Greening the roof of a property is a variant solution, says Nature Landscapes' Mr Lee. Green roofs act as a sound buffer during heavy rain and reduce the heat reflected from the concrete surface of the house.
Australia-based landscape designer Jim Fogarty, who will partner English garden designer Andy Sturgeon and Singapore-based Stephen Caffyn of Stephen Caffyn Landscape Design, in launching a company providing garden design services to high-end private residential projects here and in Asia, offers another view of current landscaping trends. "I think generally what you are seeing - and it's much the same everywhere in the world - is a drive to connect more with nature. People want to see more green spaces in cities and are realising the potential of making the most of their balcony space, back gardens, and front gardens as sanctuaries from the pressures of city living."
Not only are there benefits from a psychological and health point of view, it also provides fun for home owners and the benefits of using these garden spaces for entertaining, he says.
For time-starved home owners who do not have the time to potter around in their garden regularly, green walls offer a low-fuss alternative to their horizontal cousins.
Mr Sekaran counts several clients who do the maintenance of their 20-30 sq m of green walls themselves; some walls even do not need tending to for six to seven months.
Even setting up these gardens is easy. They come in a "plug-and-play" format in that they can be installed anywhere in homes by connecting them to a power point. The key to this is choosing the right kind of plants and using the right fertilisers and lighting if they are installed on a wall indoors.

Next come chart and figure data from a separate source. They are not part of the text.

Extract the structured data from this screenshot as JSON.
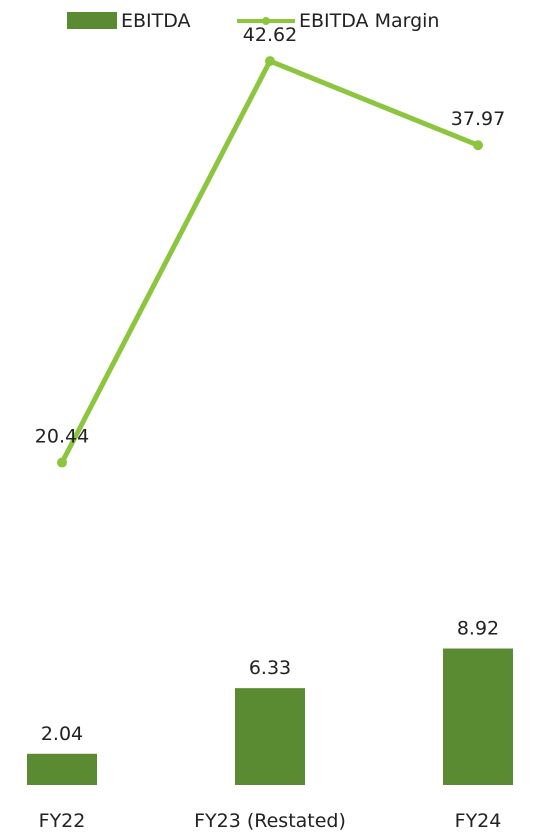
{
  "chart_data": {
    "type": "bar",
    "categories": [
      "FY22",
      "FY23 (Restated)",
      "FY24"
    ],
    "series": [
      {
        "name": "EBITDA",
        "type": "bar",
        "values": [
          2.04,
          6.33,
          8.92
        ],
        "color": "#5a8a32"
      },
      {
        "name": "EBITDA Margin",
        "type": "line",
        "values": [
          20.44,
          42.62,
          37.97
        ],
        "color": "#8cc63f"
      }
    ],
    "value_labels": {
      "bars": [
        "2.04",
        "6.33",
        "8.92"
      ],
      "line": [
        "20.44",
        "42.62",
        "37.97"
      ]
    },
    "legend_position": "top",
    "grid": false,
    "axes_visible": false,
    "title": "",
    "xlabel": "",
    "ylabel": ""
  }
}
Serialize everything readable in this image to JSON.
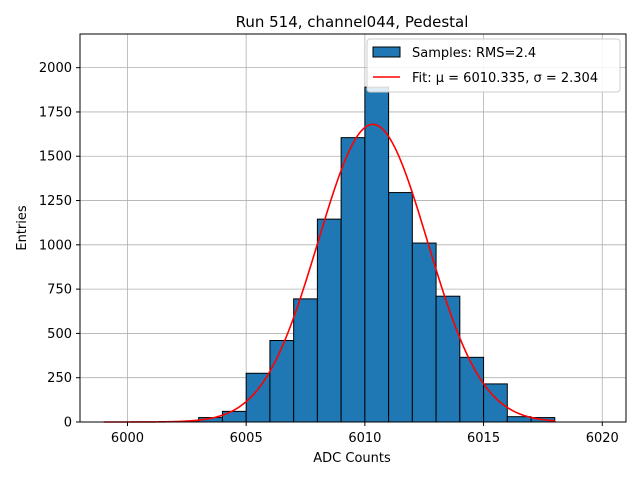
{
  "chart_data": {
    "type": "bar",
    "title": "Run 514, channel044, Pedestal",
    "xlabel": "ADC Counts",
    "ylabel": "Entries",
    "xlim": [
      5998,
      6021
    ],
    "ylim": [
      0,
      2190
    ],
    "grid": true,
    "x_ticks": [
      6000,
      6005,
      6010,
      6015,
      6020
    ],
    "y_ticks": [
      0,
      250,
      500,
      750,
      1000,
      1250,
      1500,
      1750,
      2000
    ],
    "bins": {
      "left_edges": [
        6000,
        6001,
        6002,
        6003,
        6004,
        6005,
        6006,
        6007,
        6008,
        6009,
        6010,
        6011,
        6012,
        6013,
        6014,
        6015,
        6016,
        6017,
        6018,
        6019
      ],
      "width": 1,
      "counts": [
        0,
        0,
        2,
        25,
        60,
        275,
        460,
        695,
        1145,
        1605,
        1890,
        1295,
        1010,
        710,
        365,
        215,
        30,
        25,
        0,
        0
      ]
    },
    "fit": {
      "mu": 6010.335,
      "sigma": 2.304,
      "amplitude": 1680,
      "x_range": [
        5999,
        6018
      ],
      "color": "#ff0000"
    },
    "bar_color": "#1f77b4",
    "legend": {
      "placement": "top-right",
      "entries": [
        {
          "type": "bar",
          "label": "Samples: RMS=2.4"
        },
        {
          "type": "line",
          "label_prefix": "Fit: ",
          "label": "Fit: μ = 6010.335, σ = 2.304"
        }
      ]
    }
  }
}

Michael Teh, managing director of Nature Landscapes, offered his own green wall as an example, explaining that he uses sun-loving plants such as excoecaria cochinchinensis, asparagus meyerii and ixoras outdoors; indoors, he uses the shade-loving agloanema Thai hybrids, peperomia, assorted ferns and calathea insignis.
Installing a proper system that supplies water and fertiliser is key to cutting down on maintenance, he added.
Vertical gardens are not as expensive to install as people think. The final bill is tied to how high the green wall goes. Greenology's Mr Sekaran said that his prices start at $500 to $650 per sq m.
Contractors say that one needs to take into consideration a number of factors before commissioning a green wall. The first is knowing why you want one. Is it purely for aesthetics or to address an environmental or health issue?
Another factor is the overall architectural design and theme of your home. Mr Tan said that landscaping goes far beyond just putting trees and shrubs in the garden; it is about putting the different components of the home together.
If the garden is to be on the roof, home owners need to understand the structure and drainage system of their home, and whether the roof can support the weight of the garden.
Mr Tan said: "I have a client who wanted a jacuzzi on his roof. It can be done, but you need to know whether the building can take the weight."